The most remote pub in Britain?

Earlier this month I found myself up in the Scottish highlands with my husband for a long weekend of explorations. We started off in Mallaig as a jumping off point to the Isle of Skye and Knoydart – an incredibly remote village located on a peninsula in the west coast of the Highlands.

Knoydart is cut off from the UK mainland road network, which means you can only get there by boat or by foot. We chose the boat. It is home to 120 residents and the alleged remotest pub in Britain – The Old Forge.

I was pretty excited to visit the Old Forge so withstood the 45 minutes of stomach-churning nausea on the boat to get to the village, which consisted of a pub, a tea room and a shop overlooking the sea. There are only a few boat per day from Mallaig, so we ended up getting there at about 11 am only to find out that the pub didn’t open until 3pm (there goes my pub lunch plans…)! We settled for a wander along the beach, taking in the magnificent scenery.


As you can see from the threatening skyline, we were sorely missing the creature comforts of a good old pub, particularly on the one or two occasions we had to jump into someone’s empty barn or garage for shelter from the onslaught of torrential downpour.


After a few hours of dodging rain clouds and exploring the peninsula, our plan was to get the 3pm boat for a scenic trip down the fjord and back, before returning to Mallaig. As time ticked closer, I realised I was going to have to decide – visit the most remote pub in Britain or extend a boat trip that made me feel ill by another 45 minutes. I decided to wave goodbye to my better half and wait for the 4:15 pm pick up.
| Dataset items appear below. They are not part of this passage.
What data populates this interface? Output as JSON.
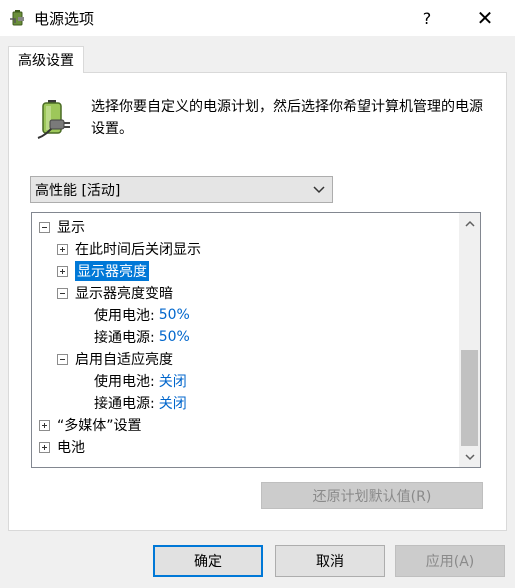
{
  "window": {
    "title": "电源选项",
    "help_label": "?",
    "close_label": "✕"
  },
  "tab": {
    "label": "高级设置"
  },
  "intro_text": "选择你要自定义的电源计划，然后选择你希望计算机管理的电源设置。",
  "plan_select": {
    "value": "高性能 [活动]"
  },
  "tree": {
    "display": "显示",
    "turn_off_display": "在此时间后关闭显示",
    "display_brightness": "显示器亮度",
    "dimmed_brightness": "显示器亮度变暗",
    "dimmed_on_battery_label": "使用电池:",
    "dimmed_on_battery_value": "50%",
    "dimmed_plugged_in_label": "接通电源:",
    "dimmed_plugged_in_value": "50%",
    "adaptive_brightness": "启用自适应亮度",
    "adaptive_on_battery_label": "使用电池:",
    "adaptive_on_battery_value": "关闭",
    "adaptive_plugged_in_label": "接通电源:",
    "adaptive_plugged_in_value": "关闭",
    "multimedia": "“多媒体”设置",
    "battery": "电池"
  },
  "buttons": {
    "restore": "还原计划默认值(R)",
    "ok": "确定",
    "cancel": "取消",
    "apply": "应用(A)"
  },
  "icons": {
    "app": "power-options-icon",
    "battery": "battery-plug-icon",
    "chevron": "chevron-down-icon",
    "scroll_up": "scroll-up-arrow-icon",
    "scroll_down": "scroll-down-arrow-icon"
  },
  "colors": {
    "selection": "#0078d7",
    "link_value": "#0066cc",
    "default_button_border": "#0078d7"
  }
}
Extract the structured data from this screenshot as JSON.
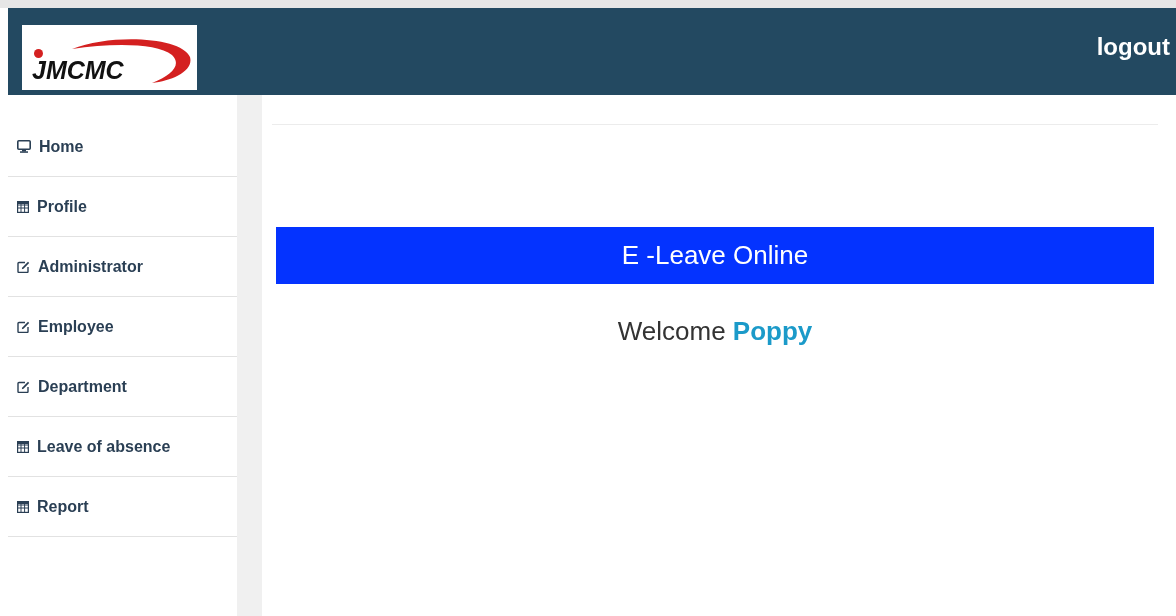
{
  "header": {
    "logo": "JMCMC",
    "logout": "logout"
  },
  "sidebar": {
    "items": [
      {
        "label": "Home",
        "kind": "monitor"
      },
      {
        "label": "Profile",
        "kind": "table"
      },
      {
        "label": "Administrator",
        "kind": "edit"
      },
      {
        "label": "Employee",
        "kind": "edit"
      },
      {
        "label": "Department",
        "kind": "edit"
      },
      {
        "label": "Leave of absence",
        "kind": "table"
      },
      {
        "label": "Report",
        "kind": "table"
      }
    ]
  },
  "main": {
    "banner": "E -Leave Online",
    "greeting": "Welcome",
    "user_name": "Poppy"
  }
}
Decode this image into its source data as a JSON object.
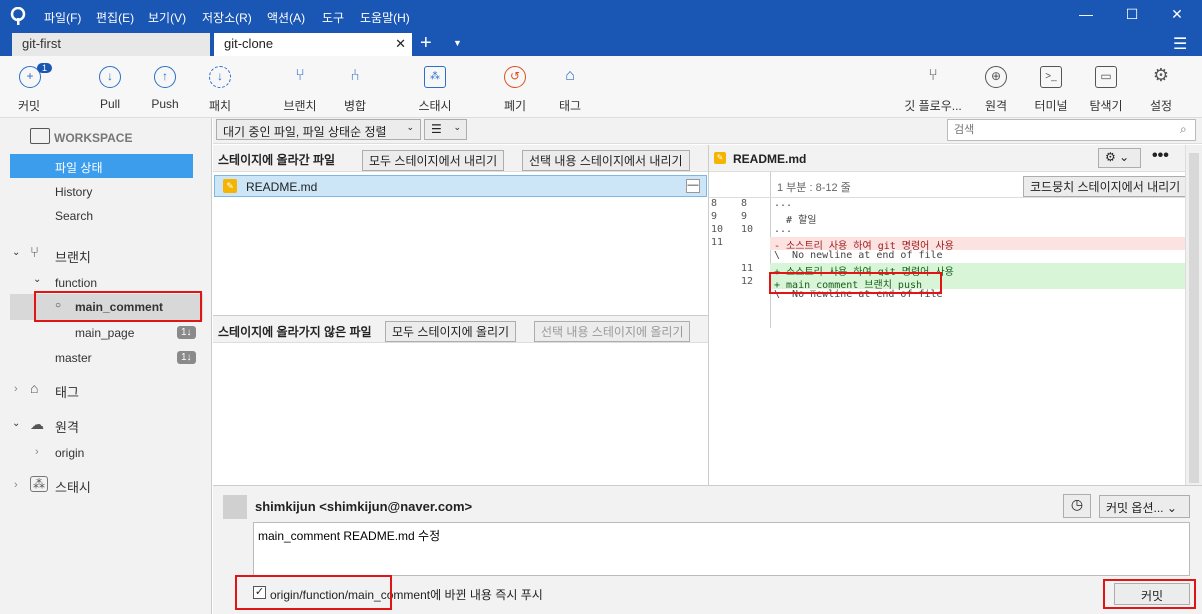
{
  "titlebar": {
    "menus": [
      "파일(F)",
      "편집(E)",
      "보기(V)",
      "저장소(R)",
      "액션(A)",
      "도구",
      "도움말(H)"
    ]
  },
  "tabs": [
    {
      "label": "git-first"
    },
    {
      "label": "git-clone"
    }
  ],
  "toolbar": {
    "commit": "커밋",
    "commit_badge": "1",
    "pull": "Pull",
    "push": "Push",
    "fetch": "패치",
    "branch": "브랜치",
    "merge": "병합",
    "stash": "스태시",
    "discard": "폐기",
    "tag": "태그",
    "gitflow": "깃 플로우...",
    "remote": "원격",
    "terminal": "터미널",
    "explorer": "탐색기",
    "settings": "설정"
  },
  "sidebar": {
    "workspace": "WORKSPACE",
    "file_status": "파일 상태",
    "history": "History",
    "search": "Search",
    "branches": "브랜치",
    "function_folder": "function",
    "main_comment": "main_comment",
    "main_page": "main_page",
    "main_page_badge": "1↓",
    "master": "master",
    "master_badge": "1↓",
    "tags": "태그",
    "remotes": "원격",
    "origin": "origin",
    "stashes": "스태시"
  },
  "filter": {
    "sort_label": "대기 중인 파일, 파일 상태순 정렬",
    "view_label": "☰",
    "search_placeholder": "검색"
  },
  "staged": {
    "title": "스테이지에 올라간 파일",
    "unstage_all": "모두 스테이지에서 내리기",
    "unstage_selected": "선택 내용 스테이지에서 내리기",
    "files": [
      {
        "name": "README.md"
      }
    ]
  },
  "unstaged": {
    "title": "스테이지에 올라가지 않은 파일",
    "stage_all": "모두 스테이지에 올리기",
    "stage_selected": "선택 내용 스테이지에 올리기"
  },
  "diff": {
    "file": "README.md",
    "hunk_header": "1 부분 : 8-12 줄",
    "hunk_button": "코드뭉치 스테이지에서 내리기",
    "lines": [
      {
        "old": "8",
        "new": "8",
        "type": "ctx",
        "text": "..."
      },
      {
        "old": "9",
        "new": "9",
        "type": "ctx",
        "text": "  # 할일"
      },
      {
        "old": "10",
        "new": "10",
        "type": "ctx",
        "text": "..."
      },
      {
        "old": "11",
        "new": "",
        "type": "del",
        "text": "- 소스트리 사용 하여 git 명령어 사용"
      },
      {
        "old": "",
        "new": "",
        "type": "ctx",
        "text": "\\  No newline at end of file"
      },
      {
        "old": "",
        "new": "11",
        "type": "add",
        "text": "+ 소스트리 사용 하여 git 명령어 사용"
      },
      {
        "old": "",
        "new": "12",
        "type": "add",
        "text": "+ main_comment 브랜치 push"
      },
      {
        "old": "",
        "new": "",
        "type": "ctx",
        "text": "\\  No newline at end of file"
      }
    ]
  },
  "commit": {
    "author": "shimkijun <shimkijun@naver.com>",
    "message": "main_comment README.md 수정",
    "push_checkbox_label": "origin/function/main_comment에 바뀐 내용 즉시 푸시",
    "options": "커밋 옵션...",
    "commit_button": "커밋"
  }
}
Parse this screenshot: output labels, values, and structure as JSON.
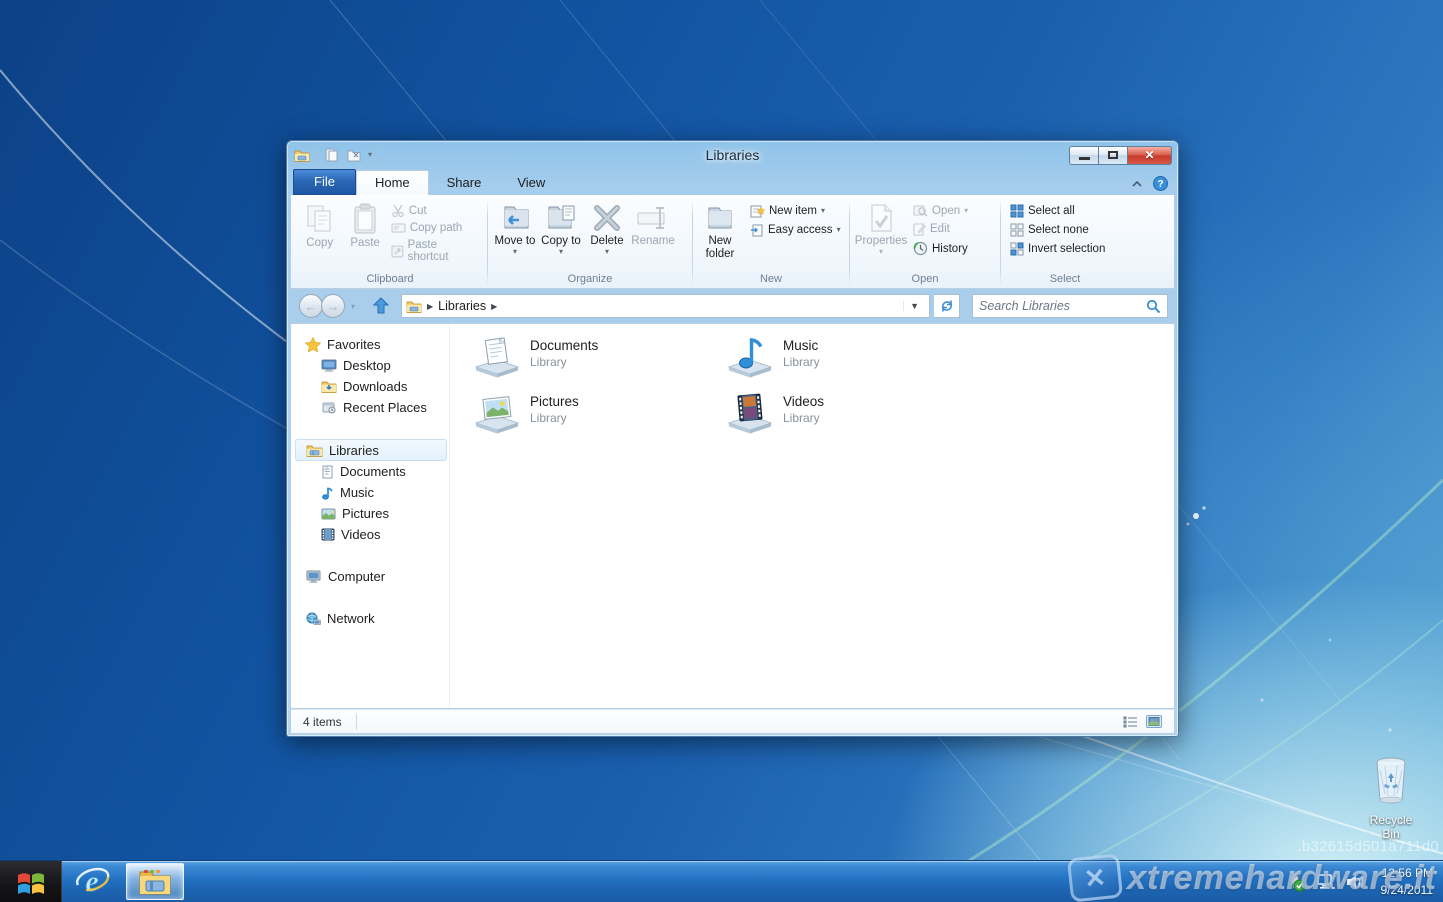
{
  "window": {
    "title": "Libraries"
  },
  "tabs": {
    "file": "File",
    "home": "Home",
    "share": "Share",
    "view": "View"
  },
  "ribbon": {
    "clipboard": {
      "group": "Clipboard",
      "copy": "Copy",
      "paste": "Paste",
      "cut": "Cut",
      "copy_path": "Copy path",
      "paste_shortcut": "Paste shortcut"
    },
    "organize": {
      "group": "Organize",
      "move_to": "Move to",
      "copy_to": "Copy to",
      "delete": "Delete",
      "rename": "Rename"
    },
    "new_group": {
      "group": "New",
      "new_folder": "New folder",
      "new_item": "New item",
      "easy_access": "Easy access"
    },
    "open_group": {
      "group": "Open",
      "properties": "Properties",
      "open": "Open",
      "edit": "Edit",
      "history": "History"
    },
    "select_group": {
      "group": "Select",
      "select_all": "Select all",
      "select_none": "Select none",
      "invert_selection": "Invert selection"
    }
  },
  "address": {
    "location": "Libraries",
    "search_placeholder": "Search Libraries"
  },
  "sidebar": {
    "favorites": {
      "label": "Favorites",
      "items": [
        {
          "label": "Desktop"
        },
        {
          "label": "Downloads"
        },
        {
          "label": "Recent Places"
        }
      ]
    },
    "libraries": {
      "label": "Libraries",
      "items": [
        {
          "label": "Documents"
        },
        {
          "label": "Music"
        },
        {
          "label": "Pictures"
        },
        {
          "label": "Videos"
        }
      ]
    },
    "computer": {
      "label": "Computer"
    },
    "network": {
      "label": "Network"
    }
  },
  "content": {
    "tiles": [
      {
        "name": "Documents",
        "sub": "Library"
      },
      {
        "name": "Music",
        "sub": "Library"
      },
      {
        "name": "Pictures",
        "sub": "Library"
      },
      {
        "name": "Videos",
        "sub": "Library"
      }
    ]
  },
  "status": {
    "item_count": "4 items"
  },
  "taskbar": {
    "time": "12:56 PM",
    "date": "9/24/2011"
  },
  "desktop": {
    "recycle_bin": "Recycle Bin",
    "watermark": "xtremehardware.it",
    "build_text": ".b32615d501a711d0"
  },
  "colors": {
    "desktop_blue": "#1253a4",
    "taskbar_blue": "#2371c2",
    "file_tab_blue": "#2c67b4",
    "close_red": "#c93b2d",
    "accent_blue": "#3f8fd6"
  }
}
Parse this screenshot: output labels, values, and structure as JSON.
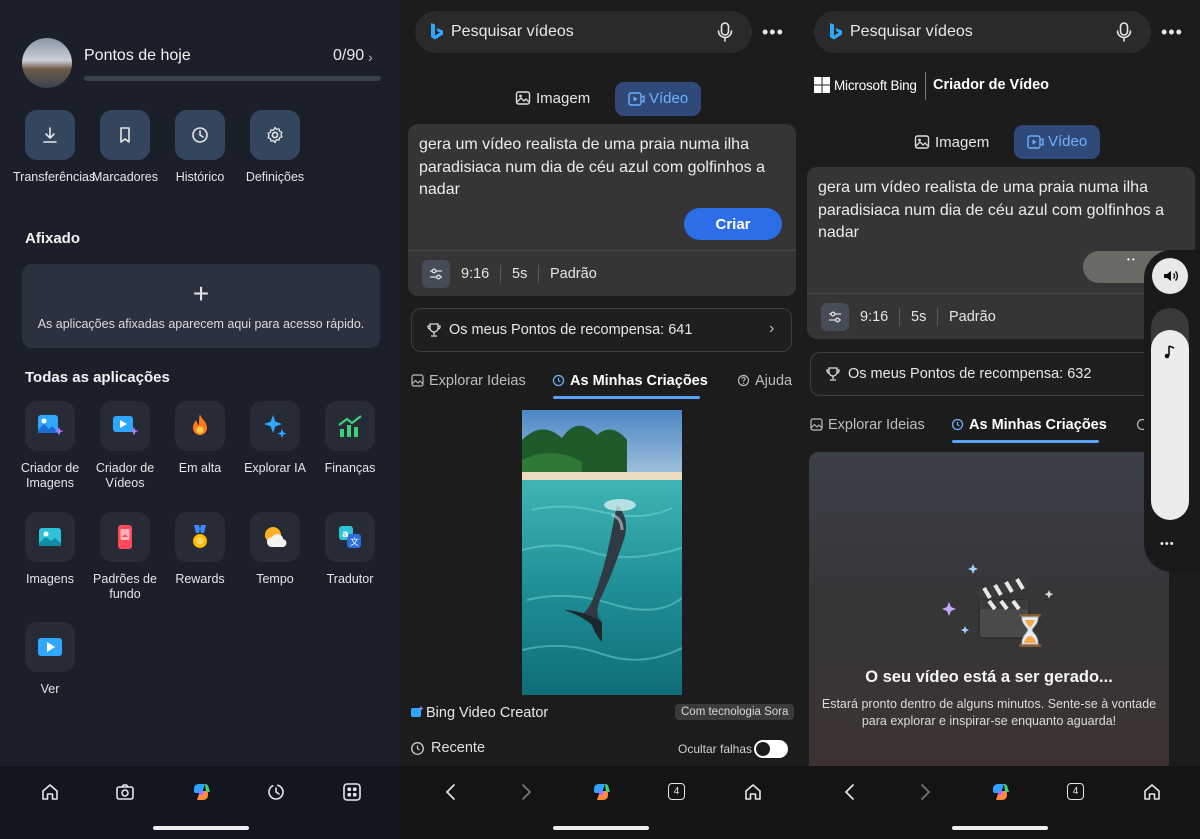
{
  "launcher": {
    "points": {
      "title": "Pontos de hoje",
      "value": "0/90"
    },
    "quick_actions": [
      {
        "label": "Transferências",
        "icon": "download-icon"
      },
      {
        "label": "Marcadores",
        "icon": "bookmark-icon"
      },
      {
        "label": "Histórico",
        "icon": "history-icon"
      },
      {
        "label": "Definições",
        "icon": "gear-icon"
      }
    ],
    "pinned": {
      "title": "Afixado",
      "empty_text": "As aplicações afixadas aparecem aqui para acesso rápido."
    },
    "all_apps": {
      "title": "Todas as aplicações",
      "apps": [
        {
          "label": "Criador de Imagens",
          "icon": "image-creator-icon"
        },
        {
          "label": "Criador de Vídeos",
          "icon": "video-creator-icon"
        },
        {
          "label": "Em alta",
          "icon": "trending-flame-icon"
        },
        {
          "label": "Explorar IA",
          "icon": "sparkle-icon"
        },
        {
          "label": "Finanças",
          "icon": "finance-chart-icon"
        },
        {
          "label": "Imagens",
          "icon": "images-icon"
        },
        {
          "label": "Padrões de fundo",
          "icon": "wallpaper-icon"
        },
        {
          "label": "Rewards",
          "icon": "medal-icon"
        },
        {
          "label": "Tempo",
          "icon": "weather-icon"
        },
        {
          "label": "Tradutor",
          "icon": "translator-icon"
        },
        {
          "label": "Ver",
          "icon": "watch-play-icon"
        }
      ]
    }
  },
  "video_creator": {
    "search_placeholder": "Pesquisar vídeos",
    "brand_microsoft": "Microsoft Bing",
    "brand_product": "Criador de Vídeo",
    "tab_image": "Imagem",
    "tab_video": "Vídeo",
    "prompt": "gera um vídeo realista de uma praia numa ilha paradisiaca num dia de céu azul com golfinhos a nadar",
    "create_button": "Criar",
    "aspect": "9:16",
    "duration": "5s",
    "quality": "Padrão",
    "rewards_before": "Os meus Pontos de recompensa: 641",
    "rewards_after": "Os meus Pontos de recompensa: 632",
    "tabs": {
      "explore": "Explorar Ideias",
      "creations": "As Minhas Criações",
      "help": "Ajuda"
    },
    "credit": "Bing Video Creator",
    "powered": "Com tecnologia Sora",
    "recent": "Recente",
    "hide_failures": "Ocultar falhas",
    "generating": {
      "title": "O seu vídeo está a ser gerado...",
      "subtitle_line1": "Estará pronto dentro de alguns minutos. Sente-se à vontade",
      "subtitle_line2": "para explorar e inspirar-se enquanto aguarda!"
    },
    "tab_count": "4"
  },
  "colors": {
    "accent": "#2d6ee6",
    "underline": "#5aa0ff"
  }
}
Time to head to the pub – its 3 pm, I’ve waited since 11 am, there are a flock of people waiting outside – the time has come. Unfortunately, when I get there I find that the door won’t open. I ask the nearest person with an “Old Forge Inn” shirt on what is going on, only to be informed that the pub would open at 4 pm!! My boat was going to leave at 4:15 pm! It doesn’t seem meant to be. I joined the rest of the tourists waiting to get into the pub in picking up a bottled beer from the all-purpose village store next door, and drinking it outside the pub for the next hour.

Was this the end of my quest? I decided to steel myself for further disappointment, but at 4 pm the landlord did indeed open his doors and I made sure to be the first person at the bar. I quickly ordered a half pint of their own ale “RemoteNESS”, brewed by the Ness Brewery in Fort Augustus. It had a delicate, light and hoppy flavour and was 3.9%. I gulped it down next to a few girls from Glasgow who were heading off to a Festival from the same ferry I was catching. Below you can see the magnificent view from the pub and the room as I entered (as I said, I made sure I was the first one in!!).

Unfortunately, it all had to end too soon! I only just managed a few sips and the start of a promising chat with the Glaswegian ladies before I looked at my watch to discover it was 4:10 pm. Time to go – Swiftly I finished my pint and bolted down to the ferry to catch my lift back to Mallaig.


If not the remotest pub in Britain, The Old Forge was certainly one of the hardest pubs to get into! I’m still quite confused why the pub doesn’t open earlier, especially given how many people travel over to Knoydart specifically to say they’ve been there. Once they did open their doors though it was certainly worth the effort – a fantastic range of beers behind the bar, beautiful views and plenty of space for dining, drinking and playing pool. Just make sure to work out the boat timings before you head if you want to squeeze in that full pint!